Pressão alta na gravidez provoca afrontamentos mais fortes na menopausa

Um novo estudo norte-americano aponta que mulheres que sofrem de hipertensão durante a gravidez apresentam uma predisposição mais elevada de vivenciar sintomas extremamente incómodos aquando da menopausa, nomeadamente ondas de calor e suores noturnos, comummente denominados de afrontamentos.

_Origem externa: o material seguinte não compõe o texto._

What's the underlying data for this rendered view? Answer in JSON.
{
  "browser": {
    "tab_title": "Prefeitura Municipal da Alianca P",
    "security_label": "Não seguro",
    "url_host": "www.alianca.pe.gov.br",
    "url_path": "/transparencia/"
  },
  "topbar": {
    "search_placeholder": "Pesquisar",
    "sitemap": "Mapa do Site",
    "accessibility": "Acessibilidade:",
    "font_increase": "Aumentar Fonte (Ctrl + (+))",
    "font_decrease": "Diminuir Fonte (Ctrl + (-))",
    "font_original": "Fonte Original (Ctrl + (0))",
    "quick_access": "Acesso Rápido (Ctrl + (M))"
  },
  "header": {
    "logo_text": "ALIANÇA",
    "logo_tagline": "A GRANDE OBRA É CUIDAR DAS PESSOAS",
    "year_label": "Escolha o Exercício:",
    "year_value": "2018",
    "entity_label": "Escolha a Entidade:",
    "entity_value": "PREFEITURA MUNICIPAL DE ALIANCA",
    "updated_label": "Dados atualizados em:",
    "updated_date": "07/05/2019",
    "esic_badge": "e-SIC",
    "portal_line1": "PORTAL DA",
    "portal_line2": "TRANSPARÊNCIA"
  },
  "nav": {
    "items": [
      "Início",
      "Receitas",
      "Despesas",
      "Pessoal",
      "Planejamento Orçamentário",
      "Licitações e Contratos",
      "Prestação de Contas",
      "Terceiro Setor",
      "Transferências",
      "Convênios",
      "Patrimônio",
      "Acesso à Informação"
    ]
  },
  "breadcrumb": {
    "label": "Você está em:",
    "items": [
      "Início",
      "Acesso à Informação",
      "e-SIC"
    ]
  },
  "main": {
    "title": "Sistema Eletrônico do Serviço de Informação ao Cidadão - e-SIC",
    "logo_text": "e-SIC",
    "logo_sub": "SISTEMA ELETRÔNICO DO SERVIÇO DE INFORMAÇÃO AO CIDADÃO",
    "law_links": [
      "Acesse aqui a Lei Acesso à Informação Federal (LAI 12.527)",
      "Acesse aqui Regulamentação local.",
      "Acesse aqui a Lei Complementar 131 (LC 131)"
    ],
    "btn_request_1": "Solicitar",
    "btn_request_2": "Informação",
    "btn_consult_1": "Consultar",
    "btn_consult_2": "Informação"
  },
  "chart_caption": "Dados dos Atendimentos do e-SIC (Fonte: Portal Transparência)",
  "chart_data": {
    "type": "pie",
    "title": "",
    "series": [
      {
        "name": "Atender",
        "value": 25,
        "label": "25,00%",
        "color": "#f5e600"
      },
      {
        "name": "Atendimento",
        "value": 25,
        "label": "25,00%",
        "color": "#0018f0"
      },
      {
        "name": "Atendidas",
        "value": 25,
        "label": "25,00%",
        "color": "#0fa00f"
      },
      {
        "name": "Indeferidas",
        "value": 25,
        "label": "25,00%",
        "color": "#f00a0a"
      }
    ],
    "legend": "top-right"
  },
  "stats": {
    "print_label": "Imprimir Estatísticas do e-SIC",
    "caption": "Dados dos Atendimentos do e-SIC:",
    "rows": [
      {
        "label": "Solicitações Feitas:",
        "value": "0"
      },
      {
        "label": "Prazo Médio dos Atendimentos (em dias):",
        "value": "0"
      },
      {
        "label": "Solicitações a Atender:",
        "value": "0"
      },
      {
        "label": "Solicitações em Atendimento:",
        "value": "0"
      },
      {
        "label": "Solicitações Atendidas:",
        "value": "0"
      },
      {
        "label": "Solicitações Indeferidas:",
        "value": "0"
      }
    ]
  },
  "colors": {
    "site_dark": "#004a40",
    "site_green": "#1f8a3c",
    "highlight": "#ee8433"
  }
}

“Já sabíamos que mulheres com hipertensão durante a gravidez ou aquelas que sentem sintomas de menopausa, como ondas de calor e suores noturnos, têm uma maior propensão de desenvolver doenças cardíacas. A nossa pesquisa descobriu que mulheres que tiveram pressão arterial alta durante a gravidez estavam muito mais propensas a experienciarem sintomas incómodos de menopausa, incluindo ondas de calor e suores noturnos”, afirma a líder do estudo Stephanie Faubion. Médica e diretora do Centro de Saúde da Mulher na prestigiada Mayo Clinic, nos Estados Unidos, num artigo divulgado na publicação Menopause: The Journal of the North American Menopause Society, e partilhado pelo portal Newswise.

Para efeitos daquela pesquisa, os investigadores estudaram os dados médicos de 2684 mulheres entre os 40 a 65 anos, que haviam sido atendidas em consultas com especialistas de menopausa e saúde sexual na Mayo Clinic, de maio de 2015 a setembro de 2019.

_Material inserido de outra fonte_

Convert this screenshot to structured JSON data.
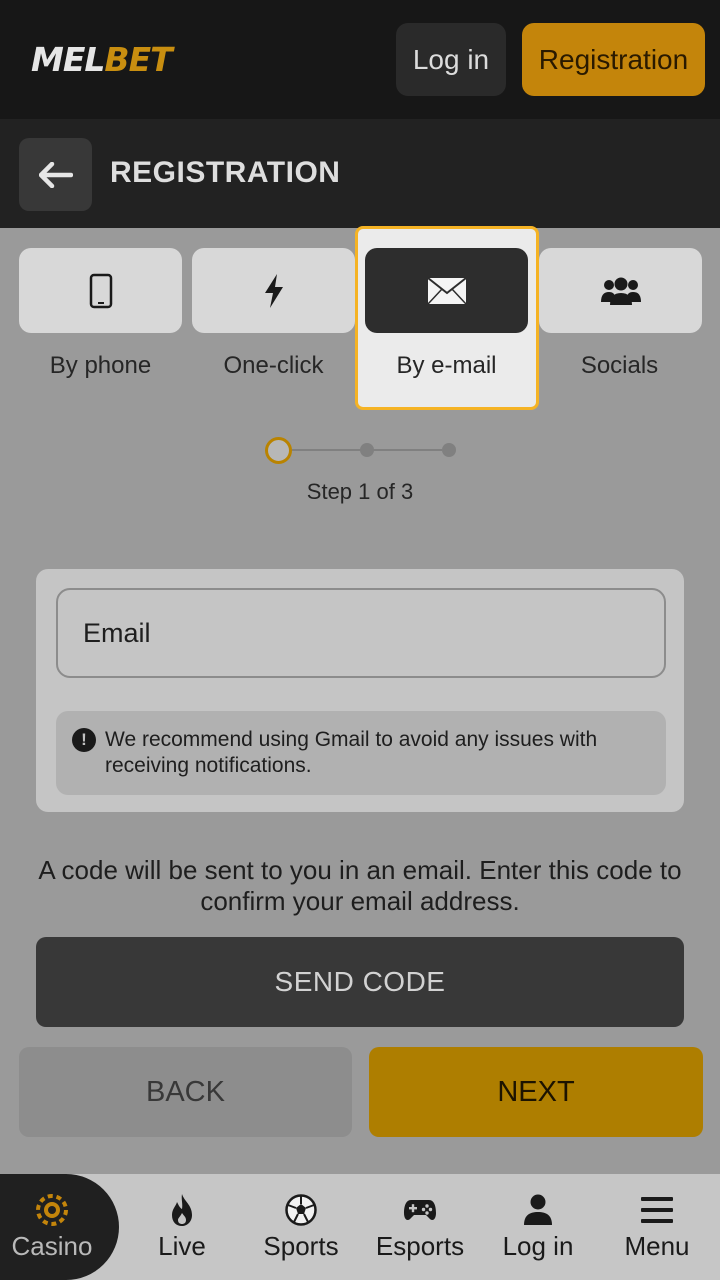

As voluntárias preencheram um questionário, no qual descreveram os seus sintomas de menopausa e o impacto dos mesmos na sua qualidade de vida. Adicionalmente, as completaram um questionário que inquiria se haviam sofrido de hipertensão na gestação, ou de distúrbios como pré-eclâmpsia ou hipertensão gestacional.                                                                                                      

No decorrer do estudo, os cientistas detetaram uma relação notória entre mulheres com histórico de problemas de hipertensão durante a gravidez que relataram sofrer de sintomas de menopausa mais desagradáveis. Mais ainda, mulheres com esse histórico que se submeteram a terapia hormonal reportaram igualmente sintomas de desconforto mais significativos de menopausa, comparativamente a mulheres sem registo de pressão alta durante a gestação.

“Sabemos que os médicos historicamente têm feito um trabalho mau em identificar e acompanhar mulheres com distúrbios de hipertensão durante a gravidez, apesar de saberem que estas têm um risco mais elevado de doença cardíaca”, conta Faubion.

“Este estudo é mais um lembrete de que essas mulheres são diferentes. É importante que sejam devidamente informadas sobre aquilo que podem experienciar durante a menopausa, mas também que passem por exames de rotina e aconselhamento sobre como reduzir o risco de doença cardíaca”, conclui a médica.